Can I ask you a question ? Without being rude- I have seen your threads about your beardies and would like to know if you have the cohabiting ? If so why ? As I don't agree with this at all.


----------



## Bradleybradleyc (May 7, 2012)

AuntyLizard said:


> Just to put things into perspective here and not being argumentative at all. I have lost an adult beardie to impaction on play sand which is why I took sand out of all my adult vivs and put them onto lino or floor tiles. I would never ever advise sand in a beardie viv but, that's my own personal view considering I lost one of my favourite beardies to impaction and it all happened really quickly too there was no time to try and save her.
> 
> Liz


I am sorry to hear your experiance with sand.


----------



## JoshN (Nov 13, 2009)

Bradleybradleyc said:


> adhisive you say... Out they come mate and any residu that's left, I thought they just normal tiles you were talking about, the adhesive fumes "could" kill you dragon. If you doing to use tiles get one that you slap on the bathroom wall/floor. Try to get ones that have a bit of a "surface" on them. Too smooth and it will cause your Beardie trouble moving about.

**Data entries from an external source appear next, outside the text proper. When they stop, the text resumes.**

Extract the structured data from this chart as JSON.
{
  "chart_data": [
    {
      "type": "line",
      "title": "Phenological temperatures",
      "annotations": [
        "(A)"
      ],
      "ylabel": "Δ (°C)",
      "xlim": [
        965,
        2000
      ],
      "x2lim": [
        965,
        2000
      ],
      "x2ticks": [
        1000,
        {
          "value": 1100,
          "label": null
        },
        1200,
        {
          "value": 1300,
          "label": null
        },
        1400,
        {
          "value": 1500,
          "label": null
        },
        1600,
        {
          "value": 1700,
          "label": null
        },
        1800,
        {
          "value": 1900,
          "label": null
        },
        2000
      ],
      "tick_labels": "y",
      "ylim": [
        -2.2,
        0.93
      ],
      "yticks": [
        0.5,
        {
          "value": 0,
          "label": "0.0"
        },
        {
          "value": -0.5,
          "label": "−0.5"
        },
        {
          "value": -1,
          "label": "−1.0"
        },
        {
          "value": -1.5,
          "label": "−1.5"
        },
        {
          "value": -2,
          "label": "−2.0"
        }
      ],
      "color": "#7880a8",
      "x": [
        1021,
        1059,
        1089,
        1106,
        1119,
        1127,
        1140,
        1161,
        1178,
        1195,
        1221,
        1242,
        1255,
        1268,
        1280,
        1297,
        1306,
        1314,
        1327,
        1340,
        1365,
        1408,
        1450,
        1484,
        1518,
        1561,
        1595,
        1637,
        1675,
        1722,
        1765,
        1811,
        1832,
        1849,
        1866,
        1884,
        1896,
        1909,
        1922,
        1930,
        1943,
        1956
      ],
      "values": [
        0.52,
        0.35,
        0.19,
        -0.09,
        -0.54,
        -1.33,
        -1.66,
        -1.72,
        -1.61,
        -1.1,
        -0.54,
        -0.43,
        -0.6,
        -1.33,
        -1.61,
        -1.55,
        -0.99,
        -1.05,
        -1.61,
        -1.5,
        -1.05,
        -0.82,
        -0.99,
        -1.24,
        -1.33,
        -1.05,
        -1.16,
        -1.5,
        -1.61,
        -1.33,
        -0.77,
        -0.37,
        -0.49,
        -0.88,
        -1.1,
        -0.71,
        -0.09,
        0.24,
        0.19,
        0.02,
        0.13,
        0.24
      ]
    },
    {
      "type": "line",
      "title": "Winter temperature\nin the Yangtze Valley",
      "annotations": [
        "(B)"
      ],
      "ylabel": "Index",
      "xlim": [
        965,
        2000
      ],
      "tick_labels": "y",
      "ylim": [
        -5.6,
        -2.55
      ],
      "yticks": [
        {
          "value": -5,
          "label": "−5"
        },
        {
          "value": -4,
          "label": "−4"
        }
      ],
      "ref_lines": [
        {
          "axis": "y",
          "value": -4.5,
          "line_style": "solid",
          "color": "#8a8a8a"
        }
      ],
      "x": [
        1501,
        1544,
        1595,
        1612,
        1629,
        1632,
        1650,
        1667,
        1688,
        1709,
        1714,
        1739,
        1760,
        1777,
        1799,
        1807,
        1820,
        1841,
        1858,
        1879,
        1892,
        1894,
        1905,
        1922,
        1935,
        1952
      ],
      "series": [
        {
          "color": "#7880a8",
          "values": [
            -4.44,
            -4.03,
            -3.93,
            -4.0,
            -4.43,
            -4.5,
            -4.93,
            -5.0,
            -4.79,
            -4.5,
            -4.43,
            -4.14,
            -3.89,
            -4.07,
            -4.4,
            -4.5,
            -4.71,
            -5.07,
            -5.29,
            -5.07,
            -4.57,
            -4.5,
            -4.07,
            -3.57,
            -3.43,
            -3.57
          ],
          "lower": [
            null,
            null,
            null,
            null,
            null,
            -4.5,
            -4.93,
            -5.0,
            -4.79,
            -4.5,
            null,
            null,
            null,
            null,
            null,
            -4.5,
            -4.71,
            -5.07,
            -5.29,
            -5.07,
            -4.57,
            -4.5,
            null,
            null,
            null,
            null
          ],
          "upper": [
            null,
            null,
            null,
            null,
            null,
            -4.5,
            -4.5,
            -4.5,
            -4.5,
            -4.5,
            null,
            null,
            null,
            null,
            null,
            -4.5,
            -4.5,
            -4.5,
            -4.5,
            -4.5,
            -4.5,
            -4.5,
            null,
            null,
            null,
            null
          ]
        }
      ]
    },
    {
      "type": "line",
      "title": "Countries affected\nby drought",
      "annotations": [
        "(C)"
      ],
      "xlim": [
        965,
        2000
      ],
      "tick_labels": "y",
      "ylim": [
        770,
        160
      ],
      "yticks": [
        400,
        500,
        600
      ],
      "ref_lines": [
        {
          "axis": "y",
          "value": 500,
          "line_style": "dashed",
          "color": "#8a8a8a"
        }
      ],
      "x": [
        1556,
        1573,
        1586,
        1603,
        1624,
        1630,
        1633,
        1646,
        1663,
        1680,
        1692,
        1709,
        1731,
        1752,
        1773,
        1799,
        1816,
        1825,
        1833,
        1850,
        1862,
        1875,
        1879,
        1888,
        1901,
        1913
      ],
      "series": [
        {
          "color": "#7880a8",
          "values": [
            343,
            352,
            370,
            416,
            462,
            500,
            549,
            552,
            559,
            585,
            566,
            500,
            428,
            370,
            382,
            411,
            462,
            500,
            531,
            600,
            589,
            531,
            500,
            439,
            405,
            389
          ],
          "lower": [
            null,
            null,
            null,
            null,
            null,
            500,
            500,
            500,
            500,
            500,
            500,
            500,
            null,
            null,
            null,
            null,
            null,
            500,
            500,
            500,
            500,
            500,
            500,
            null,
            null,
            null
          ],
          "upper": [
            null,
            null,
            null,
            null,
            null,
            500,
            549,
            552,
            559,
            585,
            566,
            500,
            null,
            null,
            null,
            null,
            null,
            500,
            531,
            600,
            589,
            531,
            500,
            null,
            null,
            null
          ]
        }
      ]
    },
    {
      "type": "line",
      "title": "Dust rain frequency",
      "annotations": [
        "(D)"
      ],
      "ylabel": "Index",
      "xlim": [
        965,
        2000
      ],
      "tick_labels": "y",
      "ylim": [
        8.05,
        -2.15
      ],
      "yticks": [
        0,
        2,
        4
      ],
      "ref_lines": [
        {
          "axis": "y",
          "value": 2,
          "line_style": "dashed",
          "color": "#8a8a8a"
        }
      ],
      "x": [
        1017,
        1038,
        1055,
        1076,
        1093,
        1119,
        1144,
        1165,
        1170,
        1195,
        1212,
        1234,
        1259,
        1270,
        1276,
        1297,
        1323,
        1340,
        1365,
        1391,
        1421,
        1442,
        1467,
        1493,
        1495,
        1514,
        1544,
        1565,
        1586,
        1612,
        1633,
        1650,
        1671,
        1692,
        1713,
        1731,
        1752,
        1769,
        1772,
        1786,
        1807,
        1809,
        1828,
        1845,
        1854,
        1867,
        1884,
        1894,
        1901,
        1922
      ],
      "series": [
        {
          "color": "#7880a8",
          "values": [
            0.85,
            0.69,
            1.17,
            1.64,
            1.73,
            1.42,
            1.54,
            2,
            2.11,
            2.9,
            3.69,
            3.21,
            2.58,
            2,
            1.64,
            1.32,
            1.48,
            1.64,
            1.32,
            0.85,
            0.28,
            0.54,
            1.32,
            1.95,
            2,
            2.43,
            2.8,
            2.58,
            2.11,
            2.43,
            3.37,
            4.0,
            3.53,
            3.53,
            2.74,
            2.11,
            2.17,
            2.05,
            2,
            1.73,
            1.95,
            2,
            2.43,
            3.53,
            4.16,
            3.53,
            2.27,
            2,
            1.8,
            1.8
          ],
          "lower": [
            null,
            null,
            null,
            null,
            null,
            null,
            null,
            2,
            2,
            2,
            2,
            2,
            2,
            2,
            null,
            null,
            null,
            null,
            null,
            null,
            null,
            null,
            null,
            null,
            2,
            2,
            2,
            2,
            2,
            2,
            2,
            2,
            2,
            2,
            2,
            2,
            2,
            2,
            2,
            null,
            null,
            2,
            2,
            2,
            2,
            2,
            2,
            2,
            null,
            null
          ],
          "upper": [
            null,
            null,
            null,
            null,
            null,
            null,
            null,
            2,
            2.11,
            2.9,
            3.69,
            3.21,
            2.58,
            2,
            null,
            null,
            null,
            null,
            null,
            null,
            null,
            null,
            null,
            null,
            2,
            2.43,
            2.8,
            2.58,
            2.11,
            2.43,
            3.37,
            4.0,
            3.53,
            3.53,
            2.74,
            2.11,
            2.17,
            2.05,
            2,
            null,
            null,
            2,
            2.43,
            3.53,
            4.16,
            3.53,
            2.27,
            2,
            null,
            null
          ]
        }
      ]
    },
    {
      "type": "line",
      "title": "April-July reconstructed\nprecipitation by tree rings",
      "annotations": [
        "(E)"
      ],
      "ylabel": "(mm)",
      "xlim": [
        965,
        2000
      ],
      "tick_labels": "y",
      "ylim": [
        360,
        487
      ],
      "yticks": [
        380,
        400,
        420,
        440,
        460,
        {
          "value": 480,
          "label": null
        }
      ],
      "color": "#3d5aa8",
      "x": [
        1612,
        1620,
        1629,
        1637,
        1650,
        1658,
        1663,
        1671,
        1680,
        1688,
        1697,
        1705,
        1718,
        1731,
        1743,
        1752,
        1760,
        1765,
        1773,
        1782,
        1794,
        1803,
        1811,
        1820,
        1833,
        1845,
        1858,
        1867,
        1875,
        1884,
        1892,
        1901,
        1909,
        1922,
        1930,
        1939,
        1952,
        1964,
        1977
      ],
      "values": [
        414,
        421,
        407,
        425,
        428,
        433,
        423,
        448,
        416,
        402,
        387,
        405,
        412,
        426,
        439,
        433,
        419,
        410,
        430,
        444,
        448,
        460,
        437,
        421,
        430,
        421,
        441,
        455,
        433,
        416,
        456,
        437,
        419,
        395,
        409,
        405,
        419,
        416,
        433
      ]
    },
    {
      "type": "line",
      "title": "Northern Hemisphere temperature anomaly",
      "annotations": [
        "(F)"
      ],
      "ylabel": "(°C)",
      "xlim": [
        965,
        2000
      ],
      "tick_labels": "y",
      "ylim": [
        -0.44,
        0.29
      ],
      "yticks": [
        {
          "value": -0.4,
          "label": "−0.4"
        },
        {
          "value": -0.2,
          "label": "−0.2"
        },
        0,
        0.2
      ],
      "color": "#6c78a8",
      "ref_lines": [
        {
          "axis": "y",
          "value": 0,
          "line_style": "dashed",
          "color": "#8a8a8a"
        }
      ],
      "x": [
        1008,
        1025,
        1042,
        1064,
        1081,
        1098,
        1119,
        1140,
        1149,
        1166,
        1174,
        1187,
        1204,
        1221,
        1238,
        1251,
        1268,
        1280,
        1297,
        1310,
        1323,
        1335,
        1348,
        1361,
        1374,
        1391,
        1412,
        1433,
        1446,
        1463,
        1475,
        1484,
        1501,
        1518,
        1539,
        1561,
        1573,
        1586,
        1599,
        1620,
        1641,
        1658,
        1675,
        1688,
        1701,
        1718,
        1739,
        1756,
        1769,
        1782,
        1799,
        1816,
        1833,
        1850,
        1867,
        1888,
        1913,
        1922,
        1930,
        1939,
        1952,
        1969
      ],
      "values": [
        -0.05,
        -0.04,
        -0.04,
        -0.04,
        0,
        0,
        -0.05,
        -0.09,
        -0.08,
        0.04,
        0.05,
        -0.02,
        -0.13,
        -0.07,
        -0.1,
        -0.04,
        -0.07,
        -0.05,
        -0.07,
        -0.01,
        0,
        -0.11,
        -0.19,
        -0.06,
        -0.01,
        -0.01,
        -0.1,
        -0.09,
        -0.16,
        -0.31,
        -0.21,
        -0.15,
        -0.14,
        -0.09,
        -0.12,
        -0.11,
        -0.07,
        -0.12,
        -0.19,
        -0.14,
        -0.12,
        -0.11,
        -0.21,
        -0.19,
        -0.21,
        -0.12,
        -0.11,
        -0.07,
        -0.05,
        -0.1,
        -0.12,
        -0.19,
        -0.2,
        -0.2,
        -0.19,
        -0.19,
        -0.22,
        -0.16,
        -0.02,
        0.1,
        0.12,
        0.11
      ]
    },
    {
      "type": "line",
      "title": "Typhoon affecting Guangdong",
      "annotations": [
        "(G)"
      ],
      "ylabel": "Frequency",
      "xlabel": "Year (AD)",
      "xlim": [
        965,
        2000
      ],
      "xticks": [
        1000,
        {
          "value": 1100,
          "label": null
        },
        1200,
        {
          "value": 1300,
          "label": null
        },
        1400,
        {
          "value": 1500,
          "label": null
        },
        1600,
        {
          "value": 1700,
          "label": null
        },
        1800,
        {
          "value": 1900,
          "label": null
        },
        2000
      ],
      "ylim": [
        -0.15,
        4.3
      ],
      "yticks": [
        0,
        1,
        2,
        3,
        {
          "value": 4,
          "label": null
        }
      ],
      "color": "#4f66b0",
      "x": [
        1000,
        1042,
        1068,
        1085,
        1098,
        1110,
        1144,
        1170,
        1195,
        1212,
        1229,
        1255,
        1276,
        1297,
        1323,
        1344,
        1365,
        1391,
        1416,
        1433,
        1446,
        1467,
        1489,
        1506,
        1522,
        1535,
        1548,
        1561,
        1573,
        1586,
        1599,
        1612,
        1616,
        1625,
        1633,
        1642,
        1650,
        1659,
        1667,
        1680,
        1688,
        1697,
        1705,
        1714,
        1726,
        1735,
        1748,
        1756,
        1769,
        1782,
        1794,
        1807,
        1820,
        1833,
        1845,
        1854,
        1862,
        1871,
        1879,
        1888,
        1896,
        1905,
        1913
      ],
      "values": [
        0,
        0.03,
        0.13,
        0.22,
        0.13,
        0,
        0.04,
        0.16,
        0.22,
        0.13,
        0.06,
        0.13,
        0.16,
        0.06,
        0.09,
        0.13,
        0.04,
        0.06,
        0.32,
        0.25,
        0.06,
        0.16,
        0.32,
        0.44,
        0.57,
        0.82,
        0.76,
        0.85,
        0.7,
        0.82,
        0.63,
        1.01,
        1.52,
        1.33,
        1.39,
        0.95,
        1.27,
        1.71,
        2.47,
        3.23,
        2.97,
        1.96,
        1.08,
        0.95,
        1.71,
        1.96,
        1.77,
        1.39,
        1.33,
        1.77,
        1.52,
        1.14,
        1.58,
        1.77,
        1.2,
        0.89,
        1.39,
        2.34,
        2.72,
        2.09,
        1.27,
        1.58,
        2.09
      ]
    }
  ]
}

It's only adhesive in the form of peel off and stick down, there are no fumes at all, more like a strong selotape. They are slate effect and have a roughness to them (if you run your nails over they catch).

Couple of quick snaps here to show you what I mean. :2thumb:


----------



## Bradleybradleyc (May 7, 2012)

JoshN said:


> It's only adhesive in the form of peel off and stick down, there are no fumes at all, more like a strong selotape. They are slate effect and have a roughness to them (if you run your nails over they catch).
> 
> Couple of quick snaps here to show you what I mean. :2thumb:
> 
> ...


I wouldn't chance it mate, as you said the tiles are already Goin "floppy" under the temps required


----------